In this episode of the podcast, we're answering two questions all about picking the right topic for your course:  

  1. Emily asked, "How do I pick my first course to make when I have three different topics that I'm extremely passionate about?"

  2. And Raven asked, “What do we do if two completely different course ideas we've put out to followers are both getting the same amount of popular responses? How do I choose which one to pursue?”

Be sure to listen to this episode to hear all about our fail-proof criteria for picking a course topic! 


The Preliminary Steps:  

  1. Read our blog post, 5 Fail-Proof Strategies for Finding Your Profitable Course Topic and Idea, to help you think of course ideas.

  2. Check in with yourself. Which topic are you really drawn to?

  3. Pick the “low-hanging fruit.” Megan describes this as choosing the easiest topic to produce -- one that doesn’t take resources and skills that you don’t have, such as fancy microphones or professional backdrops. Save the complicated courses for when you have the experience and funds to support it!

The Fail-Proof Criteria:  

  1. How easy is this idea for you to execute? Using the tools you already have available, think about which idea is going to be the easiest for you to create at this exact moment

  2. Do you have an advantage in one topic that you don’t have in another? Maybe you’ve already written blog posts or posted videos on one of your topics that you can use as a starting point for your course, but you’d have to start from scratch with your other ideas. Use the resources you have available to get started!

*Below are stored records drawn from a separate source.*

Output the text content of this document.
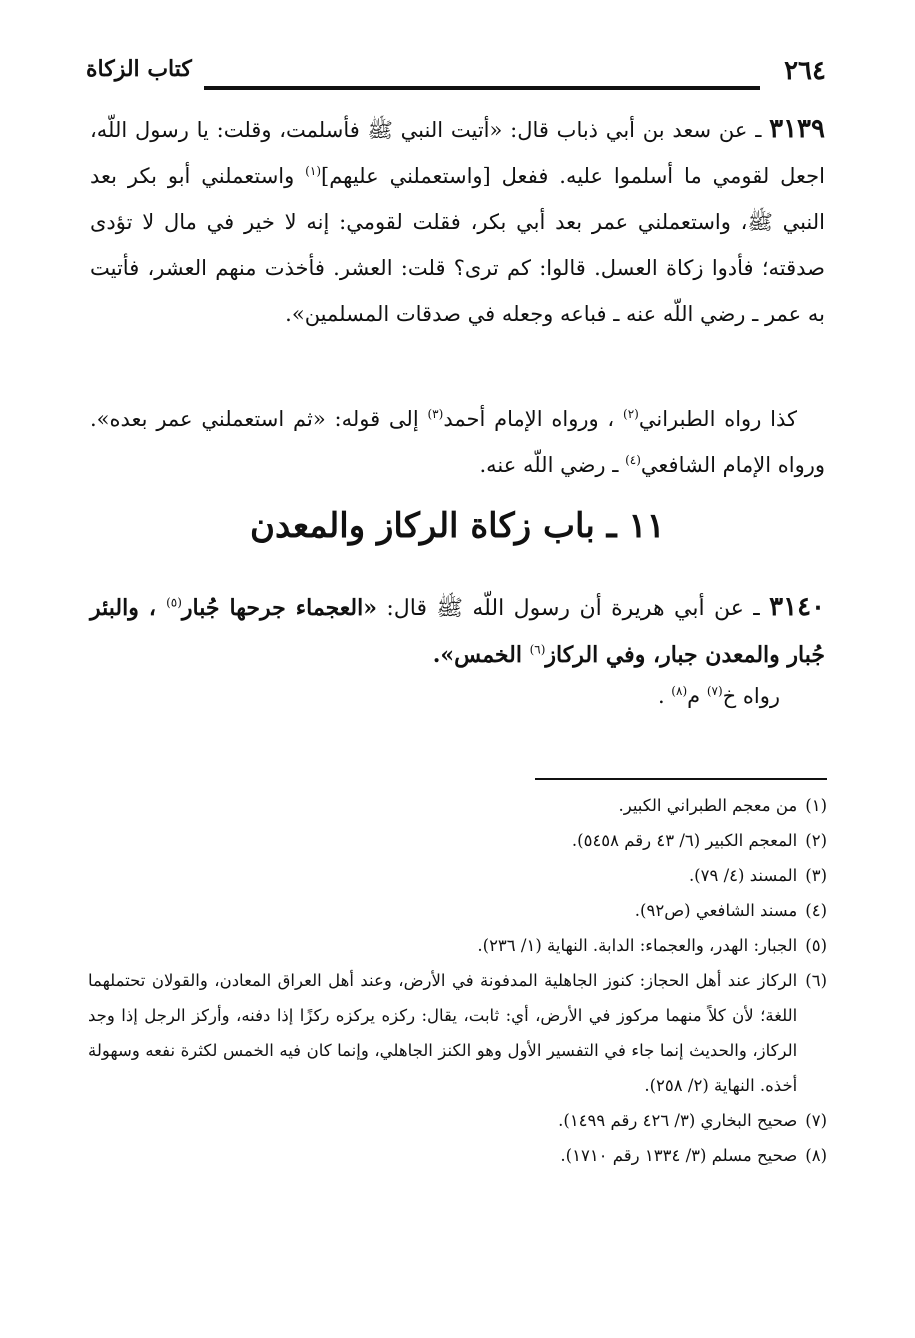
٢٦٤
كتاب الزكاة
٣١٣٩ ـ عن سعد بن أبي ذباب قال: «أتيت النبي ﷺ فأسلمت، وقلت: يا رسول اللّه، اجعل لقومي ما أسلموا عليه. ففعل [واستعملني عليهم]$^{(١)}$ واستعملني أبو بكر بعد النبي ﷺ، واستعملني عمر بعد أبي بكر، فقلت لقومي: إنه لا خير في مال لا تؤدى صدقته؛ فأدوا زكاة العسل. قالوا: كم ترى؟ قلت: العشر. فأخذت منهم العشر، فأتيت به عمر ـ رضي اللّه عنه ـ فباعه وجعله في صدقات المسلمين».
كذا رواه الطبراني$^{(٢)}$ ، ورواه الإمام أحمد$^{(٣)}$ إلى قوله: «ثم استعملني عمر بعده». ورواه الإمام الشافعي$^{(٤)}$ ـ رضي اللّه عنه.
١١ ـ باب زكاة الركاز والمعدن
٣١٤٠ ـ عن أبي هريرة أن رسول اللّه ﷺ قال: «العجماء جرحها جُبار$^{(٥)}$ ، والبئر جُبار والمعدن جبار، وفي الركاز$^{(٦)}$ الخمس».
رواه خ$^{(٧)}$ م$^{(٨)}$ .
(١)
من معجم الطبراني الكبير.
(٢)
المعجم الكبير (٦/ ٤٣ رقم ٥٤٥٨).
(٣)
المسند (٤/ ٧٩).
(٤)
مسند الشافعي (ص٩٢).
(٥)
الجبار: الهدر، والعجماء: الدابة. النهاية (١/ ٢٣٦).
(٦)
الركاز عند أهل الحجاز: كنوز الجاهلية المدفونة في الأرض، وعند أهل العراق المعادن، والقولان تحتملهما اللغة؛ لأن كلاً منهما مركوز في الأرض، أي: ثابت، يقال: ركزه يركزه ركزًا إذا دفنه، وأركز الرجل إذا وجد الركاز، والحديث إنما جاء في التفسير الأول وهو الكنز الجاهلي، وإنما كان فيه الخمس لكثرة نفعه وسهولة أخذه. النهاية (٢/ ٢٥٨).
(٧)
صحيح البخاري (٣/ ٤٢٦ رقم ١٤٩٩).
(٨)
صحيح مسلم (٣/ ١٣٣٤ رقم ١٧١٠).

  3. How affordable would it be to create this course? Don’t pick the course topic that requires a hefty investment to buy the technology and equipment to produce it.

  4. How quickly can you complete this course? You want to start making money and gaining experience as fast as possible, so think about which idea you can launch the quickest. Don’t let insecurity and first-time jitters hold you back.

  5. Is there an identifiable audience for this course? Write down an actual number for how many blogs, influencers, subreddits, and Facebook Groups already exist for your idea. We went in depth on how to find your students in Episode One of the podcast, check it out if you haven’t already!

The key to all of this is selecting the course idea that you’re the most excited to promote and would be happy to build a reputation on. As Megan puts it, “If you don’t want to be known for it, don’t sell a course on it!”